11月号 行政の力量

2024年11月25日

行政の力量

 先日某行政庁から,聴聞決定予定日として指定された日(仮に10月10日としよう)があったところ,10月10日を聴聞の期日とするという聴聞通知が届いた。これがおかしいとわかる人は専門家だ。

聴聞決定予定日の通知というのは,監査のあと,行政庁が監査対象の事業者に告知するものだが,その時点では監査中だからはっきりしたことはいえないから,予定日に聴聞するかどうか決めますよという予告だ。その予定日を聴聞期日そのものとする趣旨ではない。 ところが自治体職員のなかには,聴聞決定予定日が,聴聞期日だと誤解している人もある。行政職員といえども,全員が特定の行政法令に精通しているとは限らない。介護保険課や障害福祉課に配属されて間がない職員はなおさらだ。

 

 職員の研修にも行政によって差異がある。 行政庁は民間事業者の指導監督にあたるのだから,間違ったことを指導することはできない。そうすると,常日頃からから指導監督するのに必要な関係法令の規定の知識を補充する必要がある。行政庁として専門家を育成することができるか,これが行政庁の力量だ。

 法令違反があるため処分をしようとしていた事業者から,突然事業廃止の届出が届いた。その届出を素直に受け取るのが力量のある行政だ。反対に,受領しないで突き返したりするのは力量がない証拠。なぜなら,届出は申請と異なり,審査を要しないうえ,届出事項に不備がないときは到達したら完了するものだからだ。韓国では届出のことを,無審査申請というらしいがそのとおりだ。

力量の目安

 力量の目安となるのは,聴聞なら手続保障という意味を理解しているか,処分の選択なら法令の趣旨を理解しているかなど,行政職員自身の知識,経験,そして素養だ。

 法令違反があるとき,加算のミスがあるだけで指定を取り消すのは力量がない行政庁。加算のミスに加えて書類の改ざんがあるときに,重い処分を選択するのは力量がある行政庁だ。

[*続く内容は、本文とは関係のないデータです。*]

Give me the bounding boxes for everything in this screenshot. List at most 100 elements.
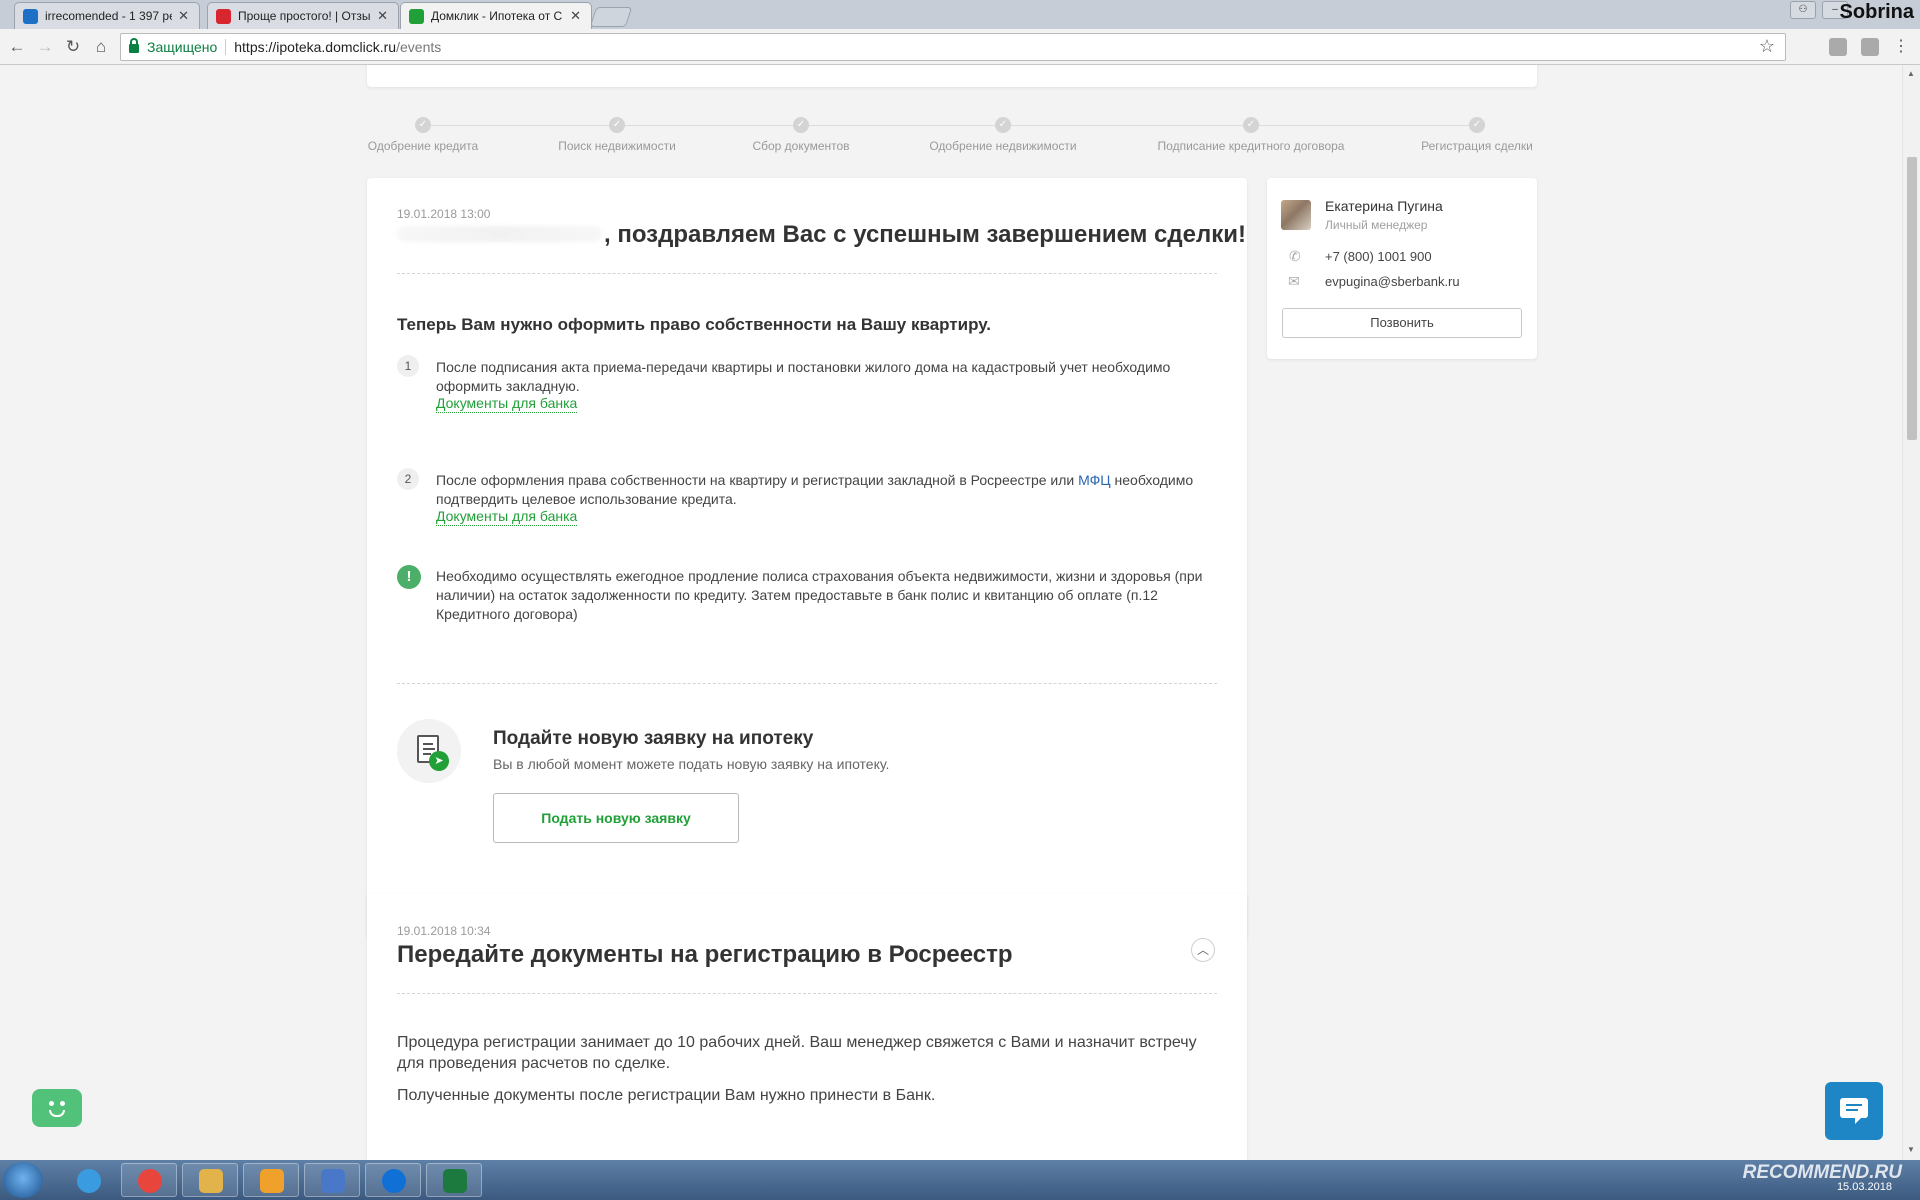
windows-taskbar: RECOMMEND.RU 15.03.2018 <box>0 1160 1920 1200</box>
top-card-edge <box>367 65 1537 87</box>
bank-documents-link[interactable]: Документы для банка <box>436 508 578 526</box>
divider <box>397 993 1217 994</box>
check-icon: ✓ <box>415 117 431 133</box>
taskbar-app-network-icon[interactable] <box>304 1163 360 1197</box>
registration-documents-text: Полученные документы после регистрации В… <box>397 1087 936 1104</box>
call-button[interactable]: Позвонить <box>1282 308 1522 338</box>
address-bar[interactable]: Защищено https://ipoteka.domclick.ru/eve… <box>120 33 1786 61</box>
event-title: , поздравляем Вас с успешным завершением… <box>604 221 1246 248</box>
mfc-link[interactable]: МФЦ <box>1078 472 1111 488</box>
event-card-registration: 19.01.2018 10:34 Передайте документы на … <box>367 894 1247 1160</box>
extension-icon[interactable] <box>1861 38 1879 56</box>
step-label: Подписание кредитного договора <box>1157 139 1345 153</box>
step-credit-approval: ✓ Одобрение кредита <box>367 117 479 153</box>
otzovik-favicon-icon <box>216 8 231 24</box>
event-card-deal-completed: 19.01.2018 13:00 , поздравляем Вас с усп… <box>367 178 1247 939</box>
step-label: Одобрение кредита <box>367 139 479 153</box>
step-property-approval: ✓ Одобрение недвижимости <box>927 117 1079 153</box>
check-icon: ✓ <box>793 117 809 133</box>
irecommend-favicon-icon <box>23 8 38 24</box>
tab-title: Домклик - Ипотека от С <box>431 9 563 23</box>
divider <box>225 39 227 55</box>
mail-icon: ✉ <box>1288 273 1300 289</box>
menu-dots-icon[interactable]: ⋮ <box>1890 36 1912 58</box>
secure-label: Защищено <box>147 39 218 55</box>
check-icon: ✓ <box>1469 117 1485 133</box>
forward-arrow-icon[interactable]: → <box>34 36 56 58</box>
scroll-up-arrow-icon[interactable]: ▲ <box>1907 69 1915 78</box>
step-2-text: После оформления права собственности на … <box>436 471 1226 509</box>
back-arrow-icon[interactable]: ← <box>6 36 28 58</box>
url-path: /events <box>396 39 442 55</box>
step-documents: ✓ Сбор документов <box>751 117 851 153</box>
vertical-scrollbar[interactable]: ▲ ▼ <box>1902 65 1920 1160</box>
home-icon[interactable]: ⌂ <box>90 36 112 58</box>
ownership-subheading: Теперь Вам нужно оформить право собствен… <box>397 315 991 334</box>
bookmark-star-icon[interactable]: ☆ <box>1759 36 1775 57</box>
close-tab-icon[interactable]: ✕ <box>570 8 581 24</box>
close-tab-icon[interactable]: ✕ <box>178 8 189 24</box>
check-icon: ✓ <box>995 117 1011 133</box>
divider <box>397 273 1217 274</box>
manager-email[interactable]: evpugina@sberbank.ru <box>1325 274 1460 289</box>
taskbar-app-teamviewer-icon[interactable] <box>365 1163 421 1197</box>
step-signing: ✓ Подписание кредитного договора <box>1153 117 1349 153</box>
new-tab-button[interactable] <box>589 7 633 27</box>
new-application-title: Подайте новую заявку на ипотеку <box>493 728 814 749</box>
manager-card: Екатерина Пугина Личный менеджер ✆ +7 (8… <box>1267 178 1537 359</box>
insurance-warning-text: Необходимо осуществлять ежегодное продле… <box>436 568 1203 622</box>
step-label: Поиск недвижимости <box>558 139 676 153</box>
taskbar-app-outlook-icon[interactable] <box>243 1163 299 1197</box>
close-tab-icon[interactable]: ✕ <box>377 8 388 24</box>
step-label: Одобрение недвижимости <box>929 139 1077 153</box>
step-label: Регистрация сделки <box>1421 139 1533 153</box>
page-viewport: ✓ Одобрение кредита ✓ Поиск недвижимости… <box>0 65 1902 1160</box>
step-2-text-part: После оформления права собственности на … <box>436 472 1079 488</box>
check-icon: ✓ <box>609 117 625 133</box>
taskbar-app-explorer-icon[interactable] <box>182 1163 238 1197</box>
event-title: Передайте документы на регистрацию в Рос… <box>397 941 1013 968</box>
step-registration: ✓ Регистрация сделки <box>1417 117 1537 153</box>
tab-title: Проще простого! | Отзы <box>238 9 371 23</box>
check-icon: ✓ <box>1243 117 1259 133</box>
chevron-up-icon[interactable]: ︿ <box>1191 938 1215 962</box>
manager-avatar <box>1281 200 1311 230</box>
phone-icon: ✆ <box>1289 248 1301 264</box>
browser-tab-3-active[interactable]: Домклик - Ипотека от С ✕ <box>400 2 592 29</box>
browser-tab-2[interactable]: Проще простого! | Отзы ✕ <box>207 2 399 29</box>
reload-icon[interactable]: ↻ <box>62 36 84 58</box>
step-property-search: ✓ Поиск недвижимости <box>555 117 679 153</box>
step-number-badge: 2 <box>397 468 419 490</box>
send-icon: ➤ <box>429 751 449 771</box>
tray-date: 15.03.2018 <box>1836 1181 1892 1193</box>
manager-role: Личный менеджер <box>1325 218 1428 232</box>
submit-new-application-button[interactable]: Подать новую заявку <box>493 793 739 843</box>
blurred-client-name <box>397 226 602 242</box>
browser-tab-bar: irrecomended - 1 397 ре ✕ Проще простого… <box>0 0 1920 29</box>
profile-icon[interactable]: ⚇ <box>1790 1 1816 19</box>
step-label: Сбор документов <box>752 139 850 153</box>
event-timestamp: 19.01.2018 10:34 <box>397 924 491 938</box>
chat-support-button[interactable] <box>1825 1082 1883 1140</box>
scrollbar-thumb[interactable] <box>1907 157 1917 440</box>
extension-icon[interactable] <box>1829 38 1847 56</box>
chat-bubble-icon <box>1840 1098 1868 1118</box>
lock-icon <box>129 38 139 53</box>
manager-phone[interactable]: +7 (800) 1001 900 <box>1325 249 1432 264</box>
progress-stepper: ✓ Одобрение кредита ✓ Поиск недвижимости… <box>367 117 1537 157</box>
event-timestamp: 19.01.2018 13:00 <box>397 207 491 221</box>
browser-tab-1[interactable]: irrecomended - 1 397 ре ✕ <box>14 2 200 29</box>
bank-documents-link[interactable]: Документы для банка <box>436 395 578 413</box>
divider <box>397 683 1217 684</box>
ie-icon[interactable] <box>60 1163 116 1197</box>
manager-name: Екатерина Пугина <box>1325 198 1443 214</box>
taskbar-app-excel-icon[interactable] <box>426 1163 482 1197</box>
tab-title: irrecomended - 1 397 ре <box>45 9 173 23</box>
browser-toolbar: ← → ↻ ⌂ Защищено https://ipoteka.domclic… <box>0 29 1920 65</box>
scroll-down-arrow-icon[interactable]: ▼ <box>1907 1145 1915 1154</box>
application-document-icon: ➤ <box>397 719 461 783</box>
chatbot-smiley-icon[interactable] <box>32 1089 82 1127</box>
windows-start-icon[interactable] <box>3 1162 43 1198</box>
chat-bubble-tail <box>1855 1117 1862 1124</box>
taskbar-app-chrome-icon[interactable] <box>121 1163 177 1197</box>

処分は重い方から指定取消し,効力全部停止,一部停止,勧告と段階があるが客観的な基準に照らして安定的な処分を選択できるか否かは,行政の力量による。

 聴聞手続を一回で終了させようとする自治体がある。期日の変更は一切認めず,期日で事業者がなにをいおうとその日で終結してしまう自治体もある。一方では,主催者が,行政庁の職員に質問をしたり,証拠の提出を促したりするところもある。そんなとき,行政対応専門弁護士としてはその自治体の力量を感じるのだ。